Investing Korea: Foreign Sovereign Wealth Fund


It is now common to hear and see the news that foreign sovereign wealth funds (SWF) are being invested in Korea. The SWF, ranging from properties such as real estate to other financial instruments including bonds and equities, covers various investment objectives.

Depending on the nature of investment, a fund is classified under two categories. One is commodity fund based on exporting revenues from raw materials such as oil and gas. The other is non-commodity fund derived from capital surplus of excessive foreign reserves. Most of the Middle-East-born SWFs are considered as ‘KIA’ (Kuwait Investment Authority) commodity fund. There are some non-commodity funds from Asia, such as GIC (The Government of Singapore Investment Corp) and Temasec Holdings.

According to SWF Institute, total size of the SWF market is estimated at about US $5,118 in September, 2012. Measured in terms of economic capability, China is undoubtedly the largest investor in the world. Analyzing the statistics on a regional basis, Asian countries contribute to 40 percent of the global SWF, followed by Middle East countries’ SWF share of 35 percent.

Kuwait Investment Authoriy (KIA) is one of the well-known SWFs fueled by oil money. Currently, the fund is managing US $296 billion AUM (Assets Under Management). As the first generation of SWFs, KIA fund is recognized as a long term investment with a conservative approach. KIA used to invest in U.S. treasury bonds which are considered relatively stable and secure. However, KIA has begun to diversify its investment portfolios by investing in emerging markets since early 2000. With oil prices continuously rising, the size of KIA fund has been increasing. Middle Eastern SWFs, including KIA, are anxious about making investments in newly emerging markets, such as China and Korea. The hesitancies for investment have been even worsened so far due to a lack of information about the market condition in those regions along with cultural and religious differences.

As the major Asian SWFs, GIC (The Government of Singapore Investment Corp) and Temasek holdings hold about US $ 400 billion for investment. With the recent trend to invest in emerging markets, GIC also reduced its proportion of investment directed towards advanced economies. Instead, GIC is now putting more weight on investment in newly industrialized economies, such as China, Korea, and Brazil. This recent movement is also reflecting concerns about the U.S. recession and Euro zone financial crisis. The fund focuses on diversifying investment portfolios with a long term perspective. Despite the declining trend of investment in bonds, investment in equities and alternative investment through Private Equity Fund (PEF) have been increasing for the last decades. It is particularly well reflected in the funds invested in Korea which are mainly focused on real estates, logistics, and port facilities. Korean market has received a large amount of foreign investment, as internationally recognized that investing in Korea’s major businesses is generating a significant gain.

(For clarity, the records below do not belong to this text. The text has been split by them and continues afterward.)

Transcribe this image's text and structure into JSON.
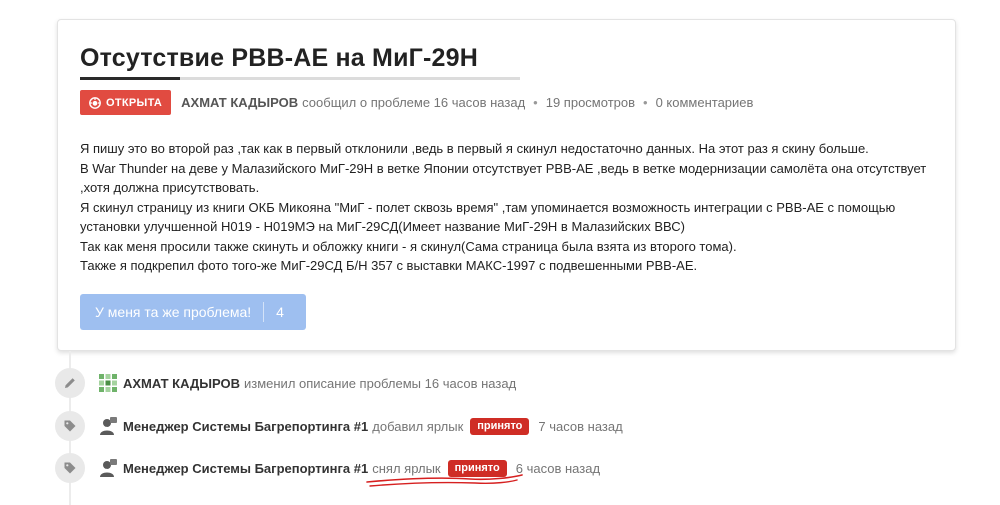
{
  "issue": {
    "title": "Отсутствие РВВ-АЕ на МиГ-29Н",
    "status": "ОТКРЫТА",
    "author": "АХМАТ КАДЫРОВ",
    "reported_text": "сообщил о проблеме 16 часов назад",
    "views": "19 просмотров",
    "comments": "0 комментариев",
    "body": [
      "Я пишу это во второй раз ,так как в первый отклонили ,ведь в первый я скинул недостаточно данных. На этот раз я скину больше.",
      "В War Thunder на деве у Малазийского МиГ-29Н в ветке Японии отсутствует РВВ-АЕ ,ведь в ветке модернизации самолёта она отсутствует ,хотя должна присутствовать.",
      "Я скинул страницу из книги ОКБ Микояна \"МиГ - полет сквозь время\" ,там упоминается возможность интеграции с РВВ-АЕ с помощью установки улучшенной Н019 - Н019МЭ на МиГ-29СД(Имеет название МиГ-29Н в Малазийских ВВС)",
      "Так как меня просили также скинуть и обложку книги - я скинул(Сама страница была взята из второго тома).",
      "Также я подкрепил фото того-же МиГ-29СД Б/Н 357 с выставки МАКС-1997 с подвешенными РВВ-АЕ."
    ],
    "metoo_label": "У меня та же проблема!",
    "metoo_count": "4"
  },
  "timeline": [
    {
      "icon": "pencil-icon",
      "name": "АХМАТ КАДЫРОВ",
      "action": "изменил описание проблемы",
      "label": "",
      "time": "16 часов назад"
    },
    {
      "icon": "tag-icon",
      "name": "Менеджер Системы Багрепортинга #1",
      "action": "добавил ярлык",
      "label": "принято",
      "time": "7 часов назад"
    },
    {
      "icon": "tag-icon",
      "name": "Менеджер Системы Багрепортинга #1",
      "action": "снял ярлык",
      "label": "принято",
      "time": "6 часов назад"
    }
  ],
  "colors": {
    "status_open": "#e14b41",
    "label_accepted": "#cf2d25",
    "metoo_button": "#9ebff0",
    "annotation_scribble": "#d62020"
  }
}
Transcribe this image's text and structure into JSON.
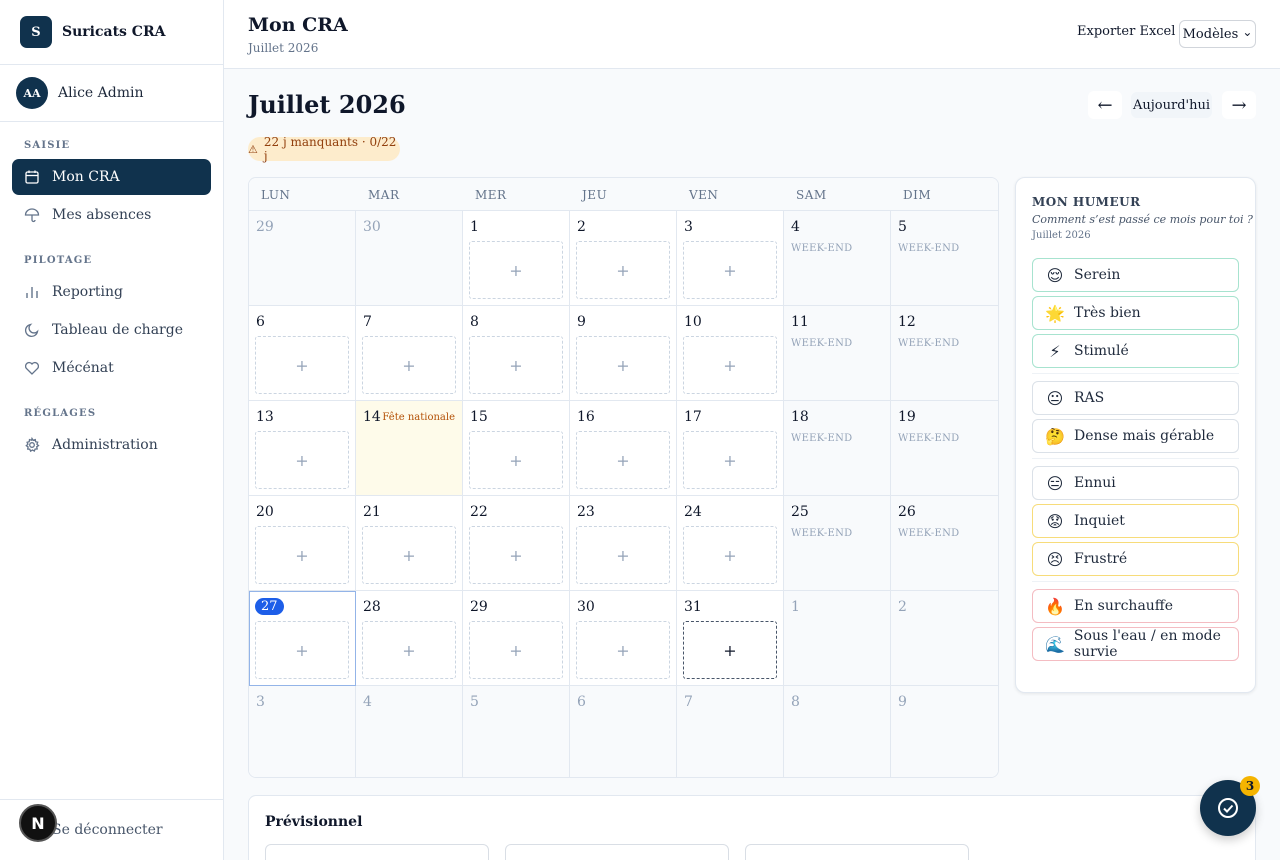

In order for Korean market to attract more foreign SWFs, especially a bit of estranged funds from Middle East countries, the following advices from the latest report from KOFIA (Korea Financial Investment Association) should be implemented. First, more information about Korea’s investment condition should be provided to foreign investment authorities. Also, it is critical to build human networks with them through personal relationships. This is because most of the investment decisions are made by certain members of royal families and high ranking officials in the Middle East countries. Prearranged personal relationship is absolutely necessary to successfully attract investment inflows. Second, Islamic financein consistent with Shariah law needs to be accepted in Korea, which was rejected by the Congress before. Considering the fact that oil money is more than welcome all over the world, deferring to receive the Middle-Eastern investment might lead to possible losses related to major foreign investments. Additional implementation plans are also suggested. One suggestion is inviting SWF personnel as a strategic partner. Through such an invitation, discussions are to set up certain rules and regulations regarding SWFs in Korea, and enhance globally competitive edge of securities firms to offer more global and high level financial services. Also, it is expected to influence other potentially targeted third countries.